There are two possible ways to do post-ATR correction: semi-automatic correction and full manual correction. In both cases, if a perfect transcription is desired, manual correction must be performed. Choosing to do one or the other will really depend on the amount of errors in the prediction, as semi-automatic correction can be time-saving when errors happen over every few lines but will turn into a waste of time if there are only occasional errors. Moreover, techniques and tools for semi-automatic correction vary, and its utility depends on the user’s affinity with digital tools. Therefore, we advise using semi-automatic correction only if you estimate that there will be a true, significant opportunity to save time. If not, then we advise doing a full manual correction, i.e. checking the transcription for errors and doing the modification by hand.

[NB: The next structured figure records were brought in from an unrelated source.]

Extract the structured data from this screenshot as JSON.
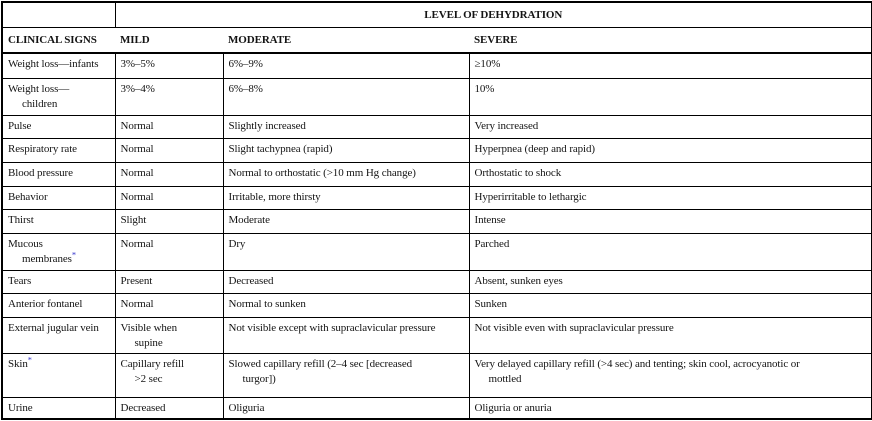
{
  "table": {
    "title": "LEVEL OF DEHYDRATION",
    "columns": [
      "CLINICAL SIGNS",
      "MILD",
      "MODERATE",
      "SEVERE"
    ],
    "marker_color": "#3333cc",
    "rows": [
      {
        "sign": "Weight loss—infants",
        "mild": "3%–5%",
        "moderate": "6%–9%",
        "severe": "≥10%"
      },
      {
        "sign": "Weight loss—\nchildren",
        "mild": "3%–4%",
        "moderate": "6%–8%",
        "severe": "10%"
      },
      {
        "sign": "Pulse",
        "mild": "Normal",
        "moderate": "Slightly increased",
        "severe": "Very increased"
      },
      {
        "sign": "Respiratory rate",
        "mild": "Normal",
        "moderate": "Slight tachypnea (rapid)",
        "severe": "Hyperpnea (deep and rapid)"
      },
      {
        "sign": "Blood pressure",
        "mild": "Normal",
        "moderate": "Normal to orthostatic (>10 mm Hg change)",
        "severe": "Orthostatic to shock"
      },
      {
        "sign": "Behavior",
        "mild": "Normal",
        "moderate": "Irritable, more thirsty",
        "severe": "Hyperirritable to lethargic"
      },
      {
        "sign": "Thirst",
        "mild": "Slight",
        "moderate": "Moderate",
        "severe": "Intense"
      },
      {
        "sign": "Mucous\nmembranes",
        "marker": "*",
        "mild": "Normal",
        "moderate": "Dry",
        "severe": "Parched"
      },
      {
        "sign": "Tears",
        "mild": "Present",
        "moderate": "Decreased",
        "severe": "Absent, sunken eyes"
      },
      {
        "sign": "Anterior fontanel",
        "mild": "Normal",
        "moderate": "Normal to sunken",
        "severe": "Sunken"
      },
      {
        "sign": "External jugular vein",
        "mild": "Visible when\nsupine",
        "moderate": "Not visible except with supraclavicular pressure",
        "severe": "Not visible even with supraclavicular pressure"
      },
      {
        "sign": "Skin",
        "marker": "*",
        "mild": "Capillary refill\n>2 sec",
        "moderate": "Slowed capillary refill (2–4 sec [decreased\nturgor])",
        "severe": "Very delayed capillary refill (>4 sec) and tenting; skin cool, acrocyanotic or\nmottled"
      },
      {
        "sign": "Urine",
        "mild": "Decreased",
        "moderate": "Oliguria",
        "severe": "Oliguria or anuria"
      }
    ]
  }
}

Tools for semi-automatic correction
Python scripts and regex
- Script: https://github.com/DiScholEd/pipeline-digital-scholarly-editions/tree/master/post_ocr_correction/scripts
- Documentation: https://github.com/DiScholEd/pipeline-digital-scholarly-editions/blob/master/post_ocr_correction/post-ocr_correction_for_text_files.md
Python scripts, regex, and context
- Scripts: https://github.com/sbiay/CdS-edition/blob/main/htr/py/spellcheckTexts.py and https://github.com/sbiay/CdS-edition/blob/main/htr/py/textCorrection.py
- Documentation: https://github.com/sbiay/CdS-edition/blob/main/htr/Corriger_une_prediction.ipynb
Neural approach to correction
- Project: https://github.com/GarfieldLyu/OCR_POST_DE
- Article: Neural OCR Post-Hoc Correction of Historical Corpora
Conclusion
Post-ATR correction is a key element of the Automatic Text Recognition pipeline. Decisions on whether to automatise it or part of it are integral to the exploration and research process. Semi-automatic methods are usually a balanced choice, for which a series of open source tools are available.